7. Jobspresso — Curated General Remote Board with Writing Coverage

Jobspresso is a curated remote job board that hand-picks listings from across the web. Its writing/marketing category surfaces legitimate remote content roles without the noise of bulk-indexed boards.

  • Why it makes the list: Manually curated (not scraped automatically); writing and marketing roles reviewed for remote legitimacy; clean UI; no account required to browse; international roles included
  • Best for: Content writers and copywriters who want a lighter-weight alternative to larger boards; useful for spotting roles not yet posted on ProBlogger or We Work Remotely
  • Cost: Free for job seekers
  • Caveat: Volume is low — Jobspresso is a specialist board, not a high-frequency source. Best used weekly rather than daily. Technical writing roles are sporadic.

8. FlexJobs + Remote OK (for Technical Writers)

Technical writers occupy a unique middle ground between writing and software documentation. The best options:

Remote OK surfaces technical writing roles alongside engineering listings — search “technical writer” and filter by remote. Most listings include salary ranges, which is rare for writing roles.
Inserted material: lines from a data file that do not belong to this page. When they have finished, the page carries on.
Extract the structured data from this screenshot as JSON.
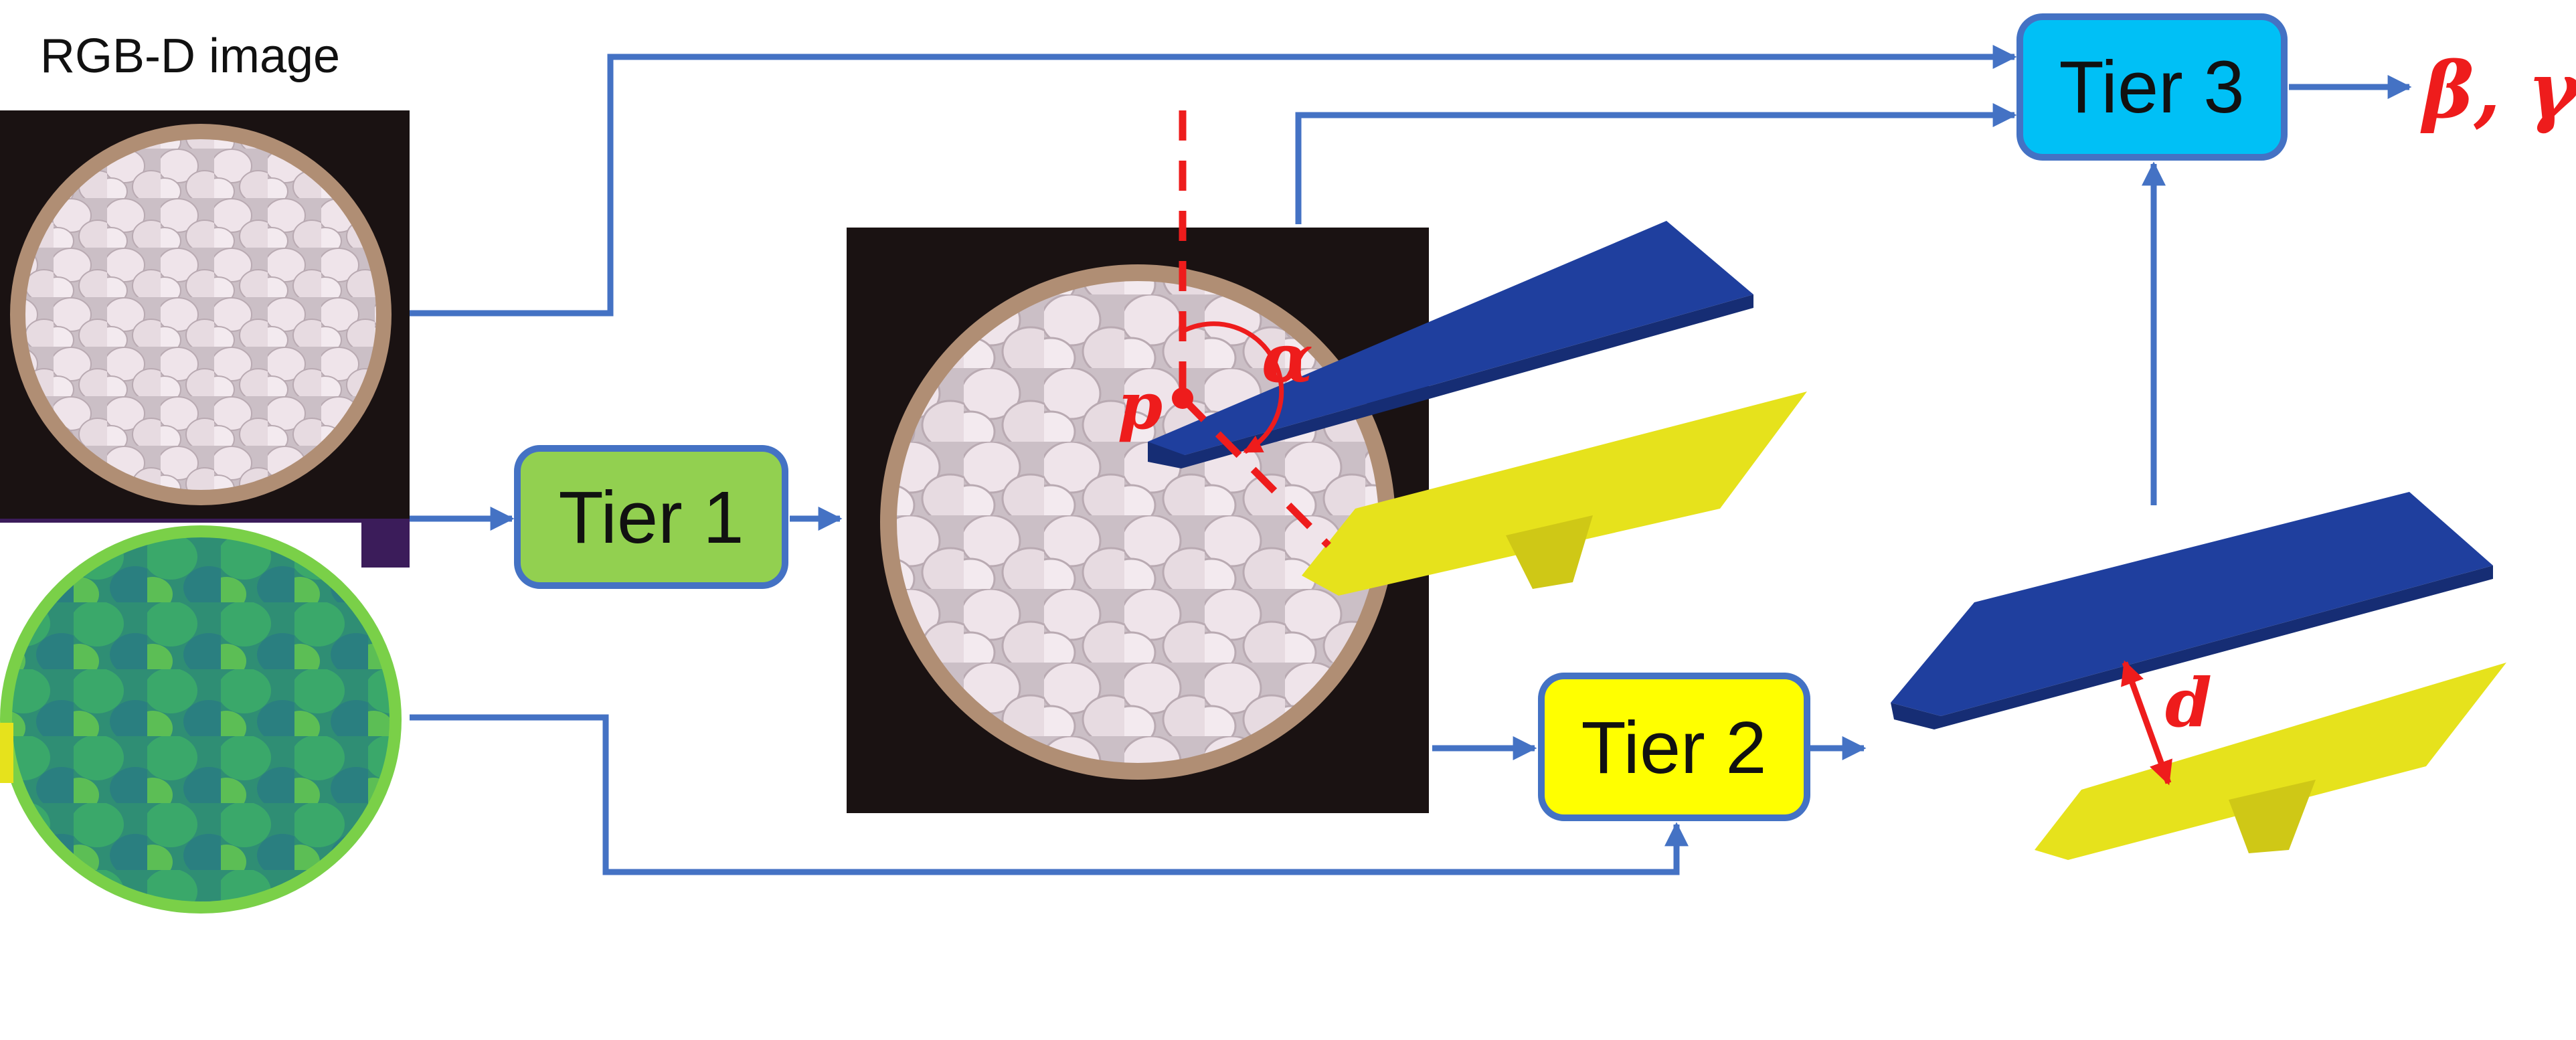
{
  "caption": "RGB-D image",
  "tiers": {
    "tier1": {
      "label": "Tier 1",
      "color": "#92d050"
    },
    "tier2": {
      "label": "Tier 2",
      "color": "#ffff00"
    },
    "tier3": {
      "label": "Tier 3",
      "color": "#00c0f6"
    }
  },
  "symbols": {
    "alpha": "α",
    "p": "p",
    "d": "d",
    "output": "β, γ"
  },
  "colors": {
    "arrow": "#4472c4",
    "box_border": "#4472c4",
    "annotation": "#ee1c1c",
    "blue_gripper": "#1f3f9e",
    "yellow_gripper": "#e6e21c",
    "depth_green": "#2e9e6e",
    "rgb_background": "#1a1212",
    "coin_white": "#e9dde3"
  }
}
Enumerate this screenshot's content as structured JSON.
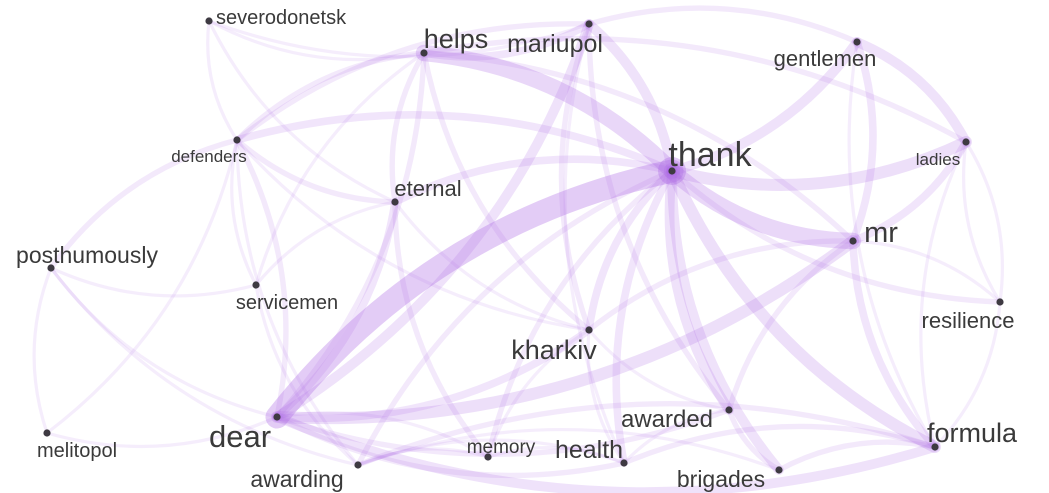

LinkedIn has the highest raw volume of technical writing job postings. Filter by “Technical Writer” + “Remote” + posted in the last 30 days. Expect hybrid contamination — read each listing carefully for explicit “fully remote” language.

  • Why it makes the list: Technical writing is underserved by writer-specific boards; Remote OK’s salary transparency fills a real gap; LinkedIn’s volume compensates for its filtering burden
  • Best for: Technical writers, UX writers, developer advocates, documentation engineers
  • Cost: Free for job seekers (Remote OK, LinkedIn); LinkedIn Premium ($30/mo) optional
  • Caveat: Neither board is optimized for writers — you are searching within a general remote pool. Remote OK’s technical writing volume is lower than its engineering volume. LinkedIn’s “remote” label requires verification on every listing.

9. LinkedIn — Highest Volume for All Writing Specialties

LinkedIn has more remote writing job listings than any other single platform — but quality control is entirely on the applicant.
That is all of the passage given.